Hacker News new | ask | show | jobs
by ori_b 4687 days ago
> It would be cool if the inputs weren't matched exactly, and frak could figure out a general pattern for your inputs (decimals, capitalized words, etc).

The problem is that there are an huge number of possible solutions for any given input. For example, you could always give a trivial solution: ".*"

For something like that to work, you'd need a large dictionary of common patterns, and then you'd want to compare against the dictionary to see if it matches a sequence of common patterns.

I can't imagine that sort of thing being too useful.

3 comments

An alternative solution is to provide a list of matches and non-matches, and look for the shortest or simplest regex that separates the two.

(Finding the actual minimal regex, instead of just a reasonable guess, might be a computationally tough problem. I guess it's in coNP and might be in NP, too. An algorithm in P would be nice to find.)

Update: Finding any separating regex would be in P. A separating finite automaton is easy to find, and then you just convert that into a regex. Now, how do you find the minimal regex?

I really want one of these please message me!!! (tom dot larkworthy at gmail)

preferably python but a link to theory is useful too.

I wrote a brute-force minimal-regex finder once; wish I could remember where I put it.
For your entertainment, https://github.com/matthiasgoergens/Div7 has a regex finder for divisibility. E.g. https://raw.github.com/matthiasgoergens/Div7/master/regex7 checks decimal numbers for divisibility by 7.
Very cute. :-)

I found my code and it wasn't exactly it (it just enumerated all regexes in order of size), but here's a crude solution now: https://github.com/darius/sketchbook/blob/master/regex/find_...

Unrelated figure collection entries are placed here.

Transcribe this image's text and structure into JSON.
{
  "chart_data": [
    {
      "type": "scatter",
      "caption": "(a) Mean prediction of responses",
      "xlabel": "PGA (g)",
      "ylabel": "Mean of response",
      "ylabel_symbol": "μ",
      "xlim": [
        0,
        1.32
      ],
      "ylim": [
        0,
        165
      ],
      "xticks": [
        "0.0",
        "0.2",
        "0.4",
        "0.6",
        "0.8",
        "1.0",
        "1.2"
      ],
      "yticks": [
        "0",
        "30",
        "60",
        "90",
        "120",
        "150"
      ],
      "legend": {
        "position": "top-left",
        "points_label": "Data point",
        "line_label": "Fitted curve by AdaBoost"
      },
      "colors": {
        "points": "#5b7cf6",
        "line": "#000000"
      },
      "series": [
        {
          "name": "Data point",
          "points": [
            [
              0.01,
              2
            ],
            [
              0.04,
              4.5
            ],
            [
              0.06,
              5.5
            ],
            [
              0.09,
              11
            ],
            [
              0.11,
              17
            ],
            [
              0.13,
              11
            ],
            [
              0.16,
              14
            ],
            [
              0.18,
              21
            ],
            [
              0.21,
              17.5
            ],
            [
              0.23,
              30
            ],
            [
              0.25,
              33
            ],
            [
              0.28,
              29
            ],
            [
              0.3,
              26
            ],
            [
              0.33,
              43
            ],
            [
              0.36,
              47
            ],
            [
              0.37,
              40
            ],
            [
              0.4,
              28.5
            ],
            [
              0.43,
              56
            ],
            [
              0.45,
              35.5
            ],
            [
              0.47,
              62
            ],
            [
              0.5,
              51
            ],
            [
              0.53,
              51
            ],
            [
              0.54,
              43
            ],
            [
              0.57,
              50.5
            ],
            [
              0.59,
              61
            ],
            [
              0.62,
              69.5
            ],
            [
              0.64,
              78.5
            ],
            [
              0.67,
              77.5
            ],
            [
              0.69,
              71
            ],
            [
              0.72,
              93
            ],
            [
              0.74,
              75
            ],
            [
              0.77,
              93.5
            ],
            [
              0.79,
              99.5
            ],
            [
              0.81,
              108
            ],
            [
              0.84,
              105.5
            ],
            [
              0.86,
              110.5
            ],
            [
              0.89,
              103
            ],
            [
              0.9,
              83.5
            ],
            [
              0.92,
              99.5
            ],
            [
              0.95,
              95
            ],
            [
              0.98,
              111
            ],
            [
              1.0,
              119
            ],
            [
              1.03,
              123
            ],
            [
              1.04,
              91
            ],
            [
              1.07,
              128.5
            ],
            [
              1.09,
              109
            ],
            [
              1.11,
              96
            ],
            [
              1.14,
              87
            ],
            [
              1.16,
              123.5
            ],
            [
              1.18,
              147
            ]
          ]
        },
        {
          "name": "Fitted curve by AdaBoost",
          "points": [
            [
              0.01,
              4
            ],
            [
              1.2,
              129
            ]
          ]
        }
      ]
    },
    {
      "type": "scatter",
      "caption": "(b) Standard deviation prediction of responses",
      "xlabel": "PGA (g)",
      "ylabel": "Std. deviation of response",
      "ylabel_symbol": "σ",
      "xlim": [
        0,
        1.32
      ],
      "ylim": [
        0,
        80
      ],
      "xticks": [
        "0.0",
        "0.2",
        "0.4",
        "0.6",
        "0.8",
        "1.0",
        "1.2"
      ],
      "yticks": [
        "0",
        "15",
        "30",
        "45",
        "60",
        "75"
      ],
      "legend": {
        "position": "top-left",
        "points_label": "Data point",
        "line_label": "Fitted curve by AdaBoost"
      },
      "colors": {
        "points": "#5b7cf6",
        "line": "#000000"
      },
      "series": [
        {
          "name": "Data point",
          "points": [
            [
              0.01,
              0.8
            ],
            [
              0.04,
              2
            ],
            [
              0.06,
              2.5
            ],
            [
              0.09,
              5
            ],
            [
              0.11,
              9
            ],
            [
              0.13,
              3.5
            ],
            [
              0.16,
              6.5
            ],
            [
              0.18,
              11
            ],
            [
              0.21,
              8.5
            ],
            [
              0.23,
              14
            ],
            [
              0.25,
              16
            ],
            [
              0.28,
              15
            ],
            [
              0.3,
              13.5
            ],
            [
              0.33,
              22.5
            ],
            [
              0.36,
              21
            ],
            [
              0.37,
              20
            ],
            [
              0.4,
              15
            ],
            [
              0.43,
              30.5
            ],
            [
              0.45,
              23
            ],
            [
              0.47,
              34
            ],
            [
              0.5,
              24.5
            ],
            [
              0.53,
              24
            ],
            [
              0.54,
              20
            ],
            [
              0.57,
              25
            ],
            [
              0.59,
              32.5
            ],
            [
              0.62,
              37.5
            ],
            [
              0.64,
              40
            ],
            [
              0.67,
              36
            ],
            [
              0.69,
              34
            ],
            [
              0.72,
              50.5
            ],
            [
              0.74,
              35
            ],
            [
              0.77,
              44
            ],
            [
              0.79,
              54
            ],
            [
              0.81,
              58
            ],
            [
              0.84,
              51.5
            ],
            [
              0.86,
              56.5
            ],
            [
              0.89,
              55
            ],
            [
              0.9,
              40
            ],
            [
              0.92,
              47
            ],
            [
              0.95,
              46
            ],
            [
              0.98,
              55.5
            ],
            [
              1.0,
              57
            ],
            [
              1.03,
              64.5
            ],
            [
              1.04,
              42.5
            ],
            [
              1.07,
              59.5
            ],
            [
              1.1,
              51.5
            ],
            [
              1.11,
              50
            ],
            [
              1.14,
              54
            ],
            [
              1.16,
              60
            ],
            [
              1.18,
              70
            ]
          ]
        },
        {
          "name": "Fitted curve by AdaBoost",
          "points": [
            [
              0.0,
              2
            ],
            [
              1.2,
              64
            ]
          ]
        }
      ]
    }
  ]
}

(In defense of my memory, I had written superoptimizers for other things.)

It depends on what the grandparent means with 'not exactly'. If it means 'within a certain edit distance', it is very doable. You can store your dictionary in an automaton and construct a Levenshtein[1] automaton in linear time. The intersection of the dictionary and Levenshtein automaton gives all words within the given edit distance. My library (Dictomaton) that I mention in another comment implements this. There is a different implementation in recent Lucene versions, that is used for finding documents with keywords that approximately match the query.

[1] http://citeseerx.ist.psu.edu/viewdoc/summary?doi=10.1.1.16.6...

The problem is that this is unlikely to give what you want, since, for example, if my inputs are "123", "2315", "12451", ..., then what I'm looking for is probably going to be something along the lines of "\d+", and not the set of words that are within a small edit distance of a subset of integers.
It depends on the application. For instance, in search engines approximate matching is very useful. E.g. if people want to search for Rotterdam, they make typos like Roterdam or are foreigner and don't know that Rotterdam has a double t.

You can rank candidates afterwards. However, it's a good solution for finding words that are closed to a mistyped word.

I have successfully used such techniques in a spellchecker and various search engines.

With a set of true and false inputs you could evolve a regex:

https://www.lri.fr/~hansen/proceedings/2012/GECCO/companion/...

Why evolve, when you can solve exactly?